Visualization of Quantitative Legal Information

[NOTE: Updated on 8-1-2009 to include a reference to continuing legal education.]

A recent trend in legal information systems development & scholarship is the use of software to generate graphical representations, often referred to as “visualizations,” of quantitative law-related information.

Wolfram Research‘s Wolfram Demonstration Project currently features more than five dozen software applications that generate graphical depictions of various types of legal statistics. After downloading the free Mathematica 7 software, users can interact with each application by adjusting variables or other parameters, and then viewing the altered graphical display. Development of new applications utilizes crowdsourcing: Wolfram grants users free access to the software, with which users may develop new applications, provided the users agree to license those applications back to Wolfram, pursuant to Wolfram’s Submission Policy. Wolfram provides guidelines and free online seminars on authoring applications. HT to Jim McMillan of Court Technology Bulletin for notifying the legal community of this project.

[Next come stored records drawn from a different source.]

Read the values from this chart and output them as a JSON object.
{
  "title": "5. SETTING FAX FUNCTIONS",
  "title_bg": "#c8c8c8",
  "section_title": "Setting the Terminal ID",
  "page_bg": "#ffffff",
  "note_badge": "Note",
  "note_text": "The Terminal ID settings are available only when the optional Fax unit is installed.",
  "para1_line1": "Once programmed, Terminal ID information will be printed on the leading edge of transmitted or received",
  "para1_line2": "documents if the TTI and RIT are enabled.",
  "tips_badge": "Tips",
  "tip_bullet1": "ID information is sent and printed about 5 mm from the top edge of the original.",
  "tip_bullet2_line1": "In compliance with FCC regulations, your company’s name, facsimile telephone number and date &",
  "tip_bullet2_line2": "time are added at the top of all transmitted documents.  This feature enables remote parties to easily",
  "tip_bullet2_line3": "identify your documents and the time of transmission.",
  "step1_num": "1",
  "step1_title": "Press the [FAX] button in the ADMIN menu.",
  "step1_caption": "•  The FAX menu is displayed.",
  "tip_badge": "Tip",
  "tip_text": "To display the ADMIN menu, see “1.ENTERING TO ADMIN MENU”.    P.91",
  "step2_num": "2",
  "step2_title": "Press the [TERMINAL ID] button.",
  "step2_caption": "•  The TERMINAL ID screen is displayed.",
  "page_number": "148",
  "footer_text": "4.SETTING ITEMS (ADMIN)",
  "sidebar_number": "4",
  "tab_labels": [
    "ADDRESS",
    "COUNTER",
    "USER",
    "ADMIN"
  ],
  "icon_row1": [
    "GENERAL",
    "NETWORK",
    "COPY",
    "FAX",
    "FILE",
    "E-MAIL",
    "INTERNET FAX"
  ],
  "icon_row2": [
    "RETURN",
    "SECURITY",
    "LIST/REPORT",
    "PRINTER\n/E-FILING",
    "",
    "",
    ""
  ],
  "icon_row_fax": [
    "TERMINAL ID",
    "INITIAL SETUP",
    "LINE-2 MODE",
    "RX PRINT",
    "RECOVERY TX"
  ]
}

Another example of innovation in the use of visualization techniques respecting legal information is the work of Daniel Martin Katz & Michael Bommarito, at the Computational Legal Studies blog. Both researchers are Ph.D. students in the University of Michigan’s Political Science Department and both are affiliated with the university’s Center for the Study of Complex Systems. At their blog, Katz & Bommarito highlight their recent work involving the graphical display of quantitative legal information, including visualizations of the U.S. Internal Revenue Code and of citations and semantic relationships in U.S. Supreme Court decisions. The authors also discuss and provide examples of some of their code. Further, Katz & Bommarito frequently discuss interesting visualizations produced by others, such as Good’s interactive visualization of public corruption convictions and Dr. Will Lowe’s presentation on Computational Linguistics and Law.

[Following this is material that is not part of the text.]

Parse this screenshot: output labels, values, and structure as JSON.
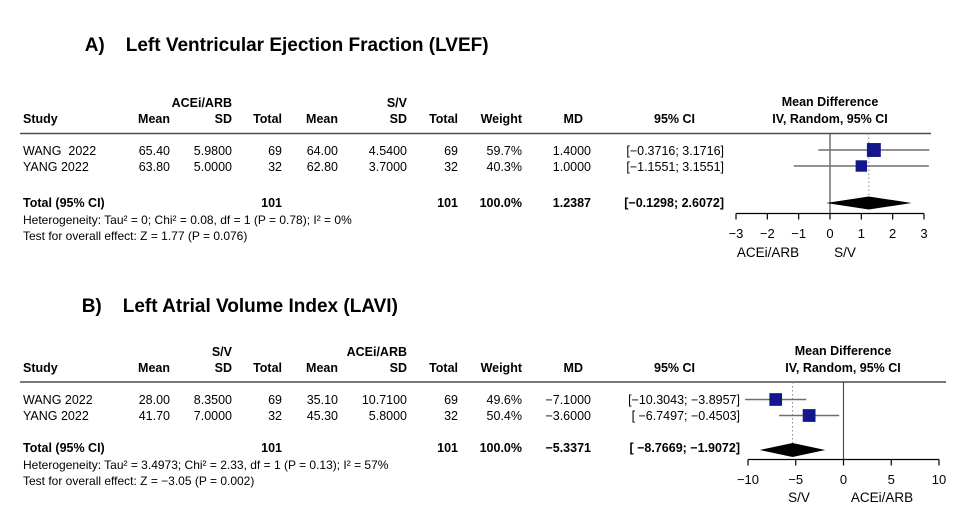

The applications and techniques featured in the Wolfram Demonstration Project and the Computational Legal Studies blog appear to have a number of potential uses, including courtroom display, empirical legal research, law school instruction, continuing legal education, and public policy work. These projects also exemplify the current, fruitful interaction among scholars and programmers collaborating at the intersections of law, political science, computer science, information science, and linguistics.